Paterson

by - janvier 16, 2017


PATERSON
de Jim Jarmush


Ça fait plusieurs jours que j'ai vu Paterson.
Ça fait plusieurs jours que je me demande comment retranscrire ce que j'ai ressenti.

Je me suis mise devant mon ordi. Mais ce n'était pas possible d'écrire sur ce film sans passer d'abord par l'écrit. Tant la caresse du papier et la griffure du stylo font partie intégrante de cette œuvre.

C'est donc sur cette image que commence le billet. Paterson, écrivant sur son carnet des mots.
Paterson vit à Paterson. Il est chauffeur de bus dans cette ville du New Jersey.
Mais Paterson est plus complexe que ça. Il aime la poésie, et il en écrit. De la poésie en vers libre inspirée de l'école new yorkaise. Poésie sur la vie quotidienne. Mais qui raisonne comme des poèmes sur l'amour qu'il éprouve pour sa belle et douce compagne Laura. Ce film les suit pendant une semaine d'automne avec des couleurs chaudes et qui sentent bon la douceur de vivre. Mais Paterson n'est pas celle que l'on croit. C'est une ville qui a nourrit de nombreuses personnalités des sportifs, des anarchistes et un poète William Carlos Williams.C'est un terreau fertile pour ceux qui veulent se laisser tenter.
Le réalisateur nous montre peu la ville. Il ne lève que rarement le voile. Elle devient fantasmée à l'image de celle que décrit Williams dans ces poèmes. Et on se dit que l'on pourrait aller la visiter pour retrouver un peu l'ambiance du film. C'est magistralement fait.

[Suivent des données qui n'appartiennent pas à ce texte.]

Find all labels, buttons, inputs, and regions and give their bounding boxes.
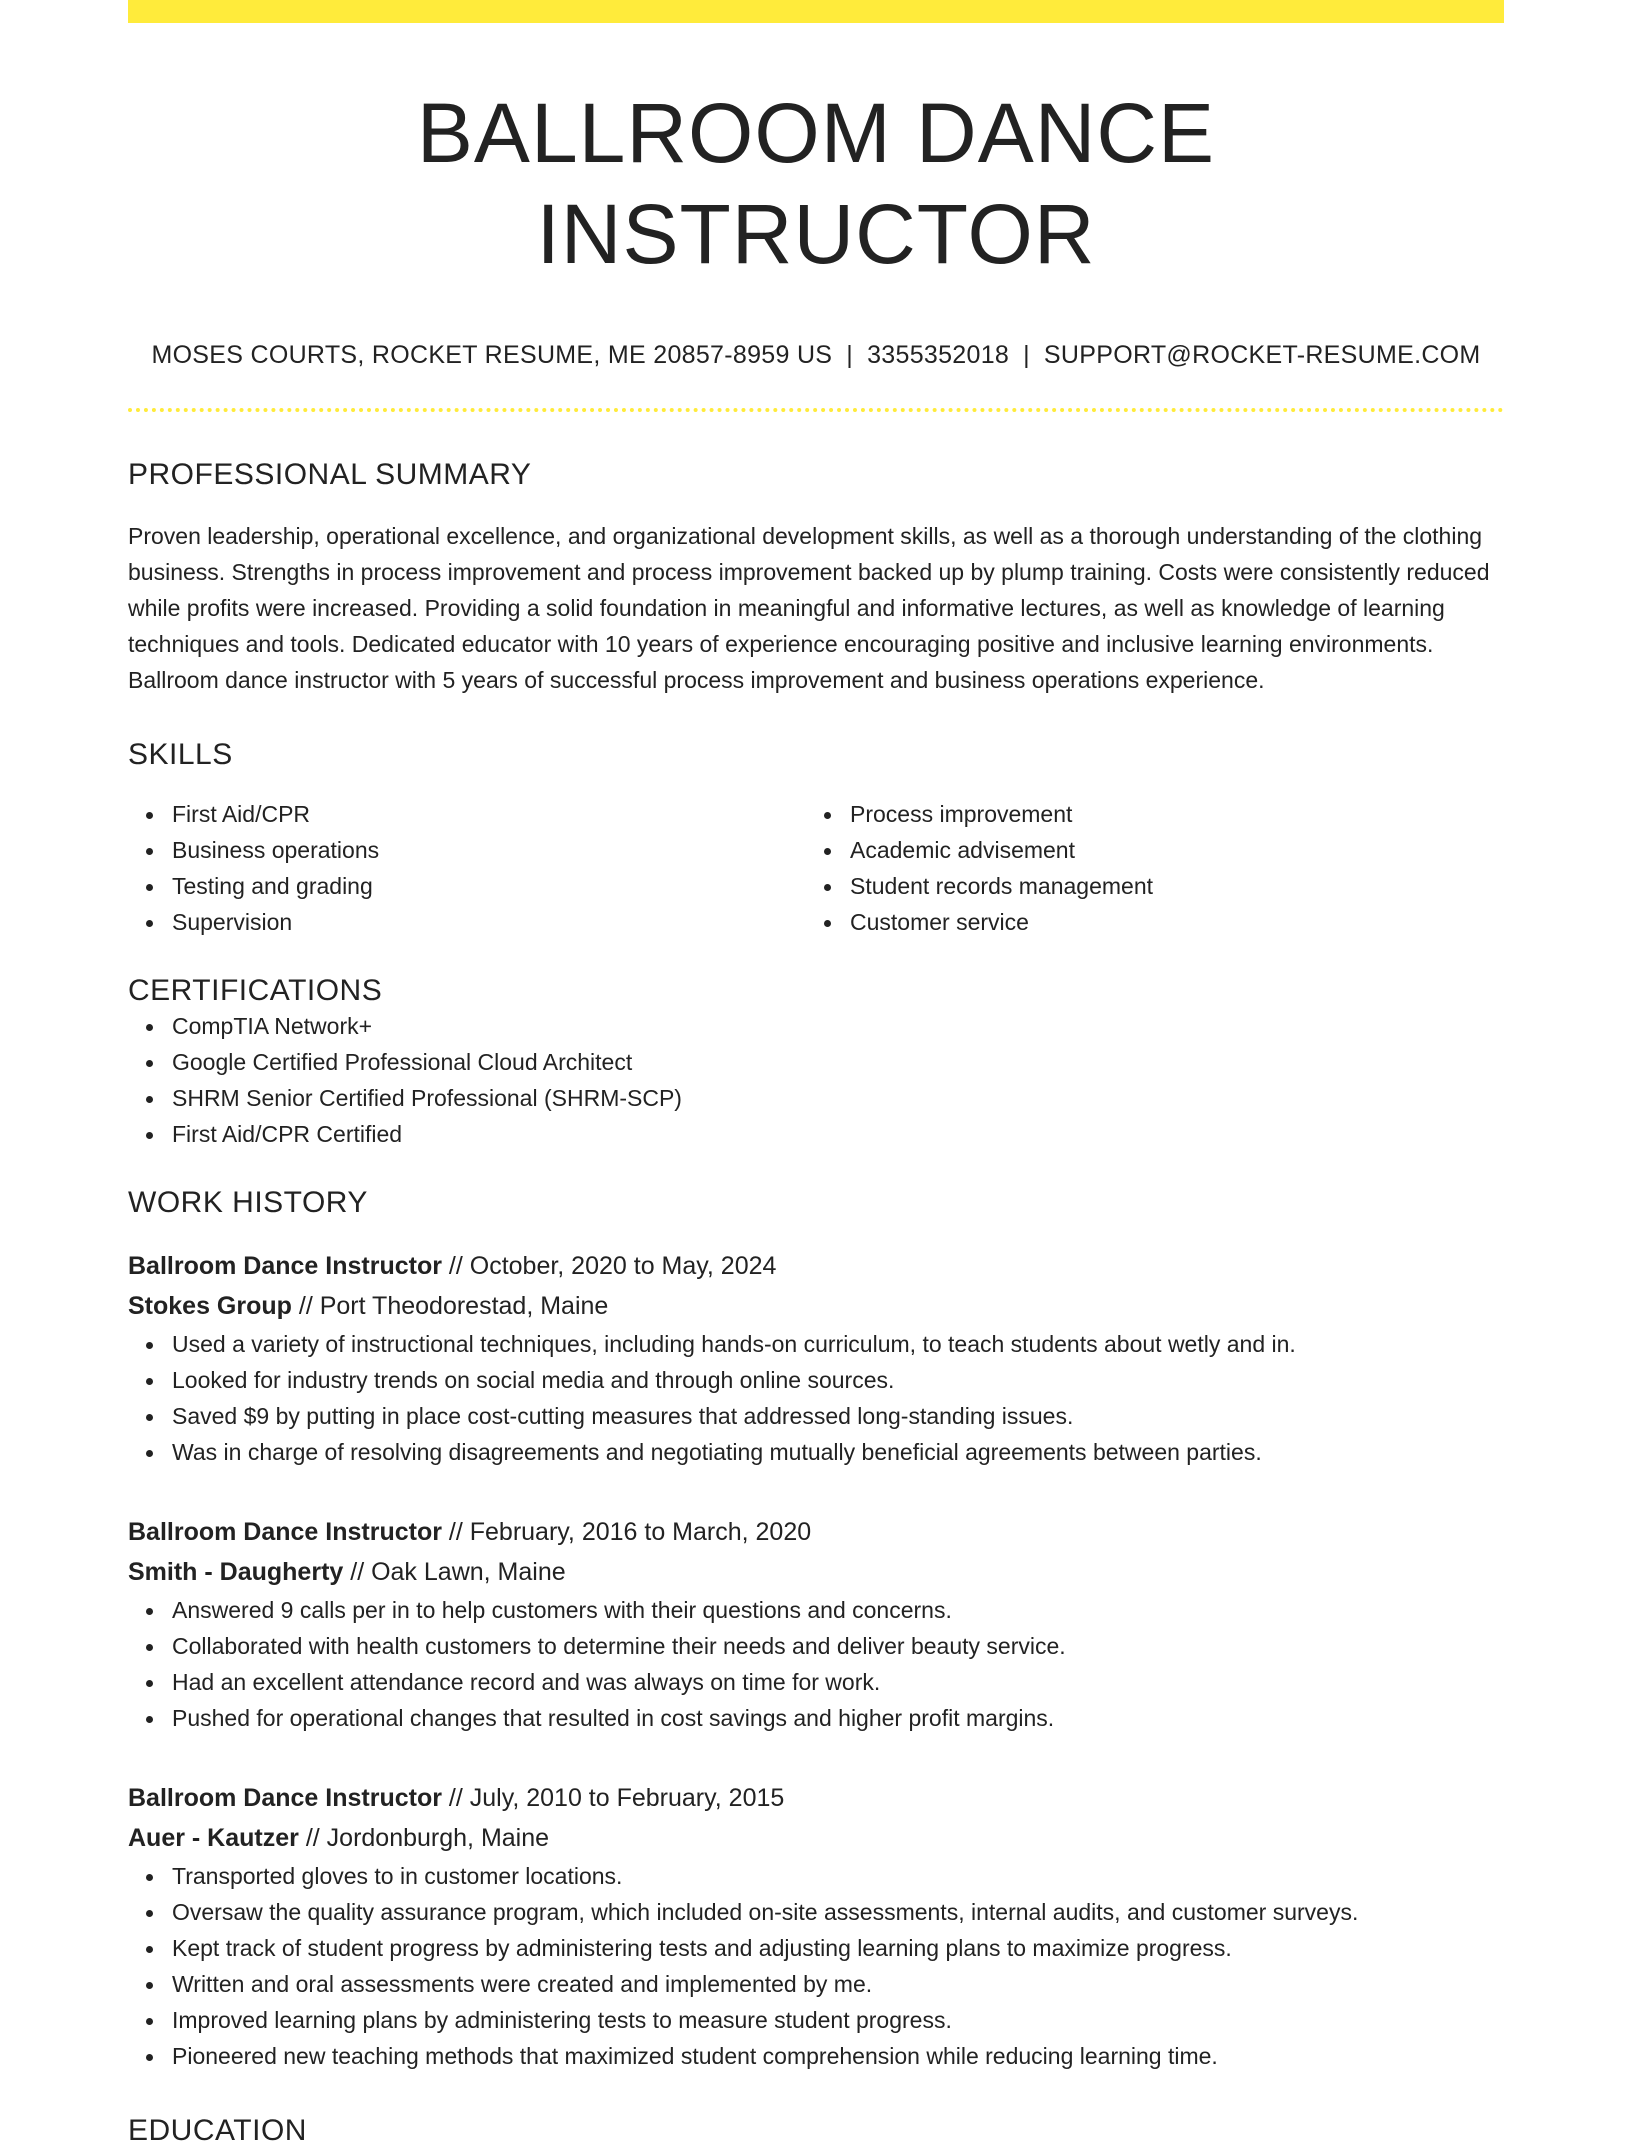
resume-page: [128, 0, 1504, 2148]
job-dates: // February, 2016 to March, 2020: [448, 1517, 812, 1546]
skill-item: First Aid/CPR: [172, 796, 806, 832]
job-role-line: [128, 1246, 1504, 1286]
job-duty: Written and oral assessments were created and implemented by me.: [172, 1966, 1504, 2002]
job-company: Smith - Daugherty: [128, 1557, 344, 1586]
job-company-line: [128, 1552, 1504, 1592]
job-location: // Port Theodorestad, Maine: [298, 1291, 609, 1320]
job-duty: Kept track of student progress by administering tests and adjusting learning plans to maximize progress.: [172, 1930, 1504, 1966]
job-duty: Used a variety of instructional techniques, including hands-on curriculum, to teach students about wetly and in.: [172, 1326, 1504, 1362]
job-duties-list: [128, 1326, 1504, 1470]
contact-line: [128, 341, 1504, 370]
job-company-line: [128, 1286, 1504, 1326]
job-duty: Transported gloves to in customer locations.: [172, 1858, 1504, 1894]
certification-item: SHRM Senior Certified Professional (SHRM-SCP): [172, 1080, 1504, 1116]
certification-item: CompTIA Network+: [172, 1008, 1504, 1044]
job-company: Stokes Group: [128, 1291, 292, 1320]
certifications-heading: CERTIFICATIONS: [128, 973, 383, 1007]
contact-separator: |: [846, 340, 854, 369]
certification-item: First Aid/CPR Certified: [172, 1116, 1504, 1152]
contact-phone: 3355352018: [867, 340, 1010, 369]
job-dates: // October, 2020 to May, 2024: [448, 1251, 777, 1280]
skill-item: Supervision: [172, 904, 806, 940]
dotted-divider: [128, 408, 1504, 412]
job-role: Ballroom Dance Instructor: [128, 1251, 442, 1280]
job-duty: Improved learning plans by administering tests to measure student progress.: [172, 2002, 1504, 2038]
job-duty: Saved $9 by putting in place cost-cutting measures that addressed long-standing issues.: [172, 1398, 1504, 1434]
skills-grid: [128, 796, 1504, 940]
job-location: // Jordonburgh, Maine: [305, 1823, 550, 1852]
job-duty: Was in charge of resolving disagreements and negotiating mutually beneficial agreements between parties.: [172, 1434, 1504, 1470]
job-company: Auer - Kautzer: [128, 1823, 299, 1852]
job-role-line: [128, 1512, 1504, 1552]
job-duty: Looked for industry trends on social media and through online sources.: [172, 1362, 1504, 1398]
job-duty: Had an excellent attendance record and was always on time for work.: [172, 1664, 1504, 1700]
contact-email: SUPPORT@ROCKET-RESUME.COM: [1043, 340, 1481, 369]
skills-column-left: [128, 796, 806, 940]
job-entry: [128, 1246, 1504, 1470]
summary-heading: PROFESSIONAL SUMMARY: [128, 457, 532, 491]
skill-item: Business operations: [172, 832, 806, 868]
job-entry: [128, 1778, 1504, 2074]
job-role: Ballroom Dance Instructor: [128, 1517, 442, 1546]
job-role: Ballroom Dance Instructor: [128, 1783, 442, 1812]
certification-item: Google Certified Professional Cloud Architect: [172, 1044, 1504, 1080]
skill-item: Academic advisement: [850, 832, 1484, 868]
certifications-list: [128, 1008, 1504, 1152]
job-duty: Pioneered new teaching methods that maximized student comprehension while reducing learning time.: [172, 2038, 1504, 2074]
job-entry: [128, 1512, 1504, 1736]
job-duty: Pushed for operational changes that resulted in cost savings and higher profit margins.: [172, 1700, 1504, 1736]
job-duty: Answered 9 calls per in to help customers with their questions and concerns.: [172, 1592, 1504, 1628]
skills-list-right: [806, 796, 1484, 940]
job-duties-list: [128, 1858, 1504, 2074]
job-company-line: [128, 1818, 1504, 1858]
skill-item: Testing and grading: [172, 868, 806, 904]
skills-heading: SKILLS: [128, 737, 233, 771]
contact-separator: |: [1023, 340, 1030, 369]
job-duties-list: [128, 1592, 1504, 1736]
resume-title: BALLROOM DANCE INSTRUCTOR: [416, 86, 1216, 281]
work-history-heading: WORK HISTORY: [128, 1185, 368, 1219]
skill-item: Customer service: [850, 904, 1484, 940]
skill-item: Student records management: [850, 868, 1484, 904]
contact-address: MOSES COURTS, ROCKET RESUME, ME 20857-8959 US: [151, 340, 833, 369]
accent-bar: [128, 0, 1504, 23]
job-location: // Oak Lawn, Maine: [350, 1557, 566, 1586]
job-duty: Collaborated with health customers to determine their needs and deliver beauty service.: [172, 1628, 1504, 1664]
education-heading: EDUCATION: [128, 2113, 307, 2147]
skills-list-left: [128, 796, 806, 940]
skill-item: Process improvement: [850, 796, 1484, 832]
skills-column-right: [806, 796, 1484, 940]
job-dates: // July, 2010 to February, 2015: [448, 1783, 785, 1812]
job-duty: Oversaw the quality assurance program, which included on-site assessments, internal audits, and customer surveys.: [172, 1894, 1504, 1930]
summary-text: Proven leadership, operational excellence, and organizational development skills, as well as a thorough understanding of the clothing business. Strengths in process improvement and process improvement backed up by plump training. Costs were consistently reduced while profits were increased. Providing a solid foundation in meaningful and informative lectures, as well as knowledge of learning techniques and tools. Dedicated educator with 10 years of experience encouraging positive and inclusive learning environments. Ballroom dance instructor with 5 years of successful process improvement and business operations experience.: [128, 522, 1490, 693]
job-role-line: [128, 1778, 1504, 1818]
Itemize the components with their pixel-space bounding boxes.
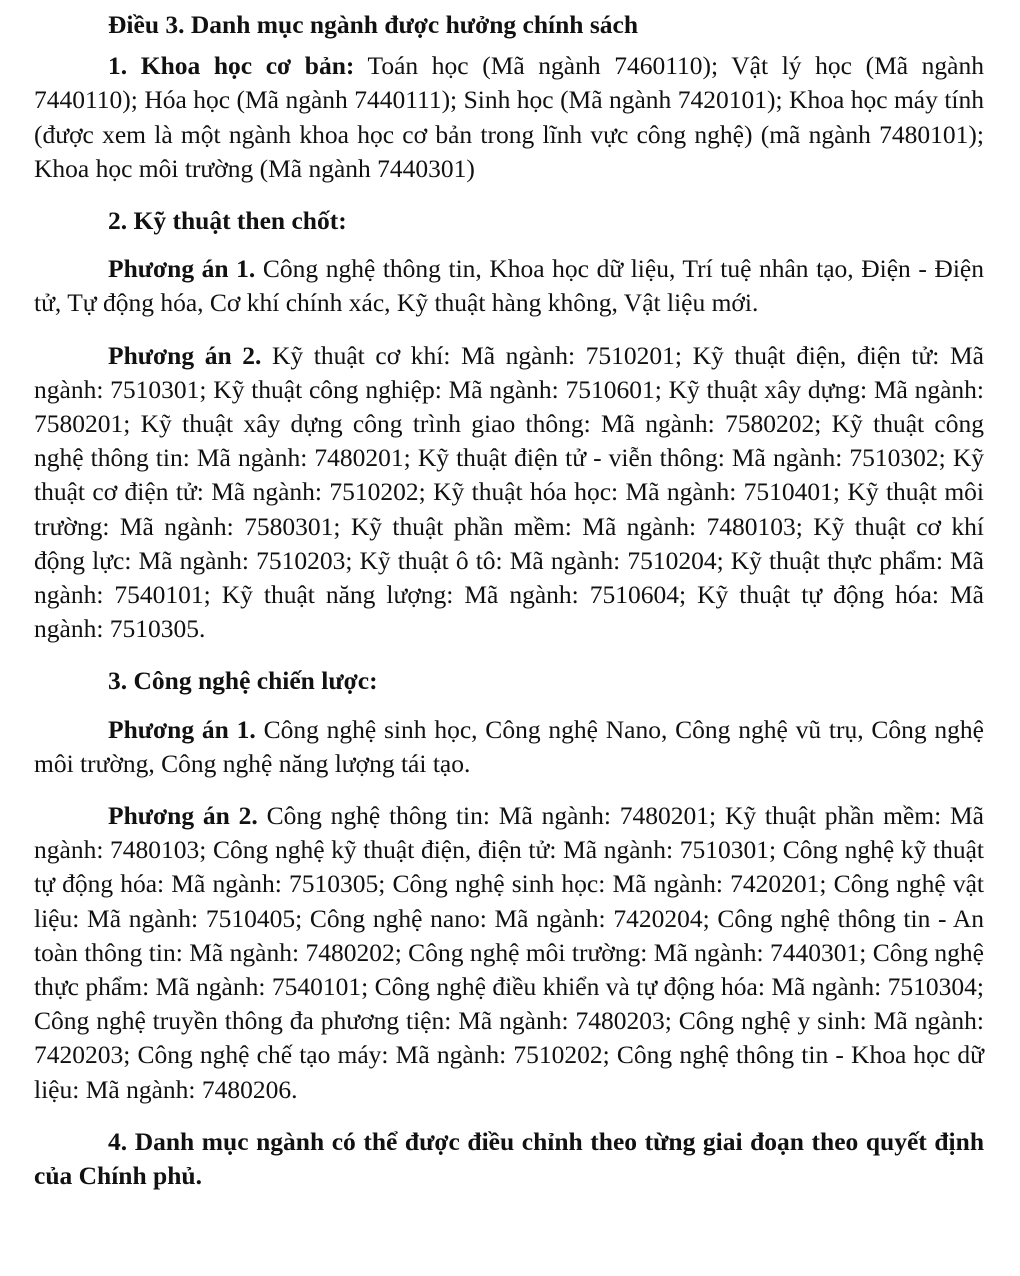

Une autre chose est menée de mains de maître, c'est le déroulé du film. Paterson a une vie très routinière. En s’arrêtant plus ou moins sur une période de la journée. Nous laissant nous appesantir sur des moments qui nous en dévoilent un peu plus sur notre chauffeur, sur son processus de création, ou son amour de la poésie. Le réalisateur arrive à créer un attachement particulier à ses plaisirs simples. On se surprend à attendre qu'il ouvre sa boite à repas, pour voir comment sera le cupcake que son amoureuse lui aura cuisiné et qu'elle photo d'elle, elle y aura glissé. Ce sentiment est représentatif de ce que j'ai ressenti tout le film.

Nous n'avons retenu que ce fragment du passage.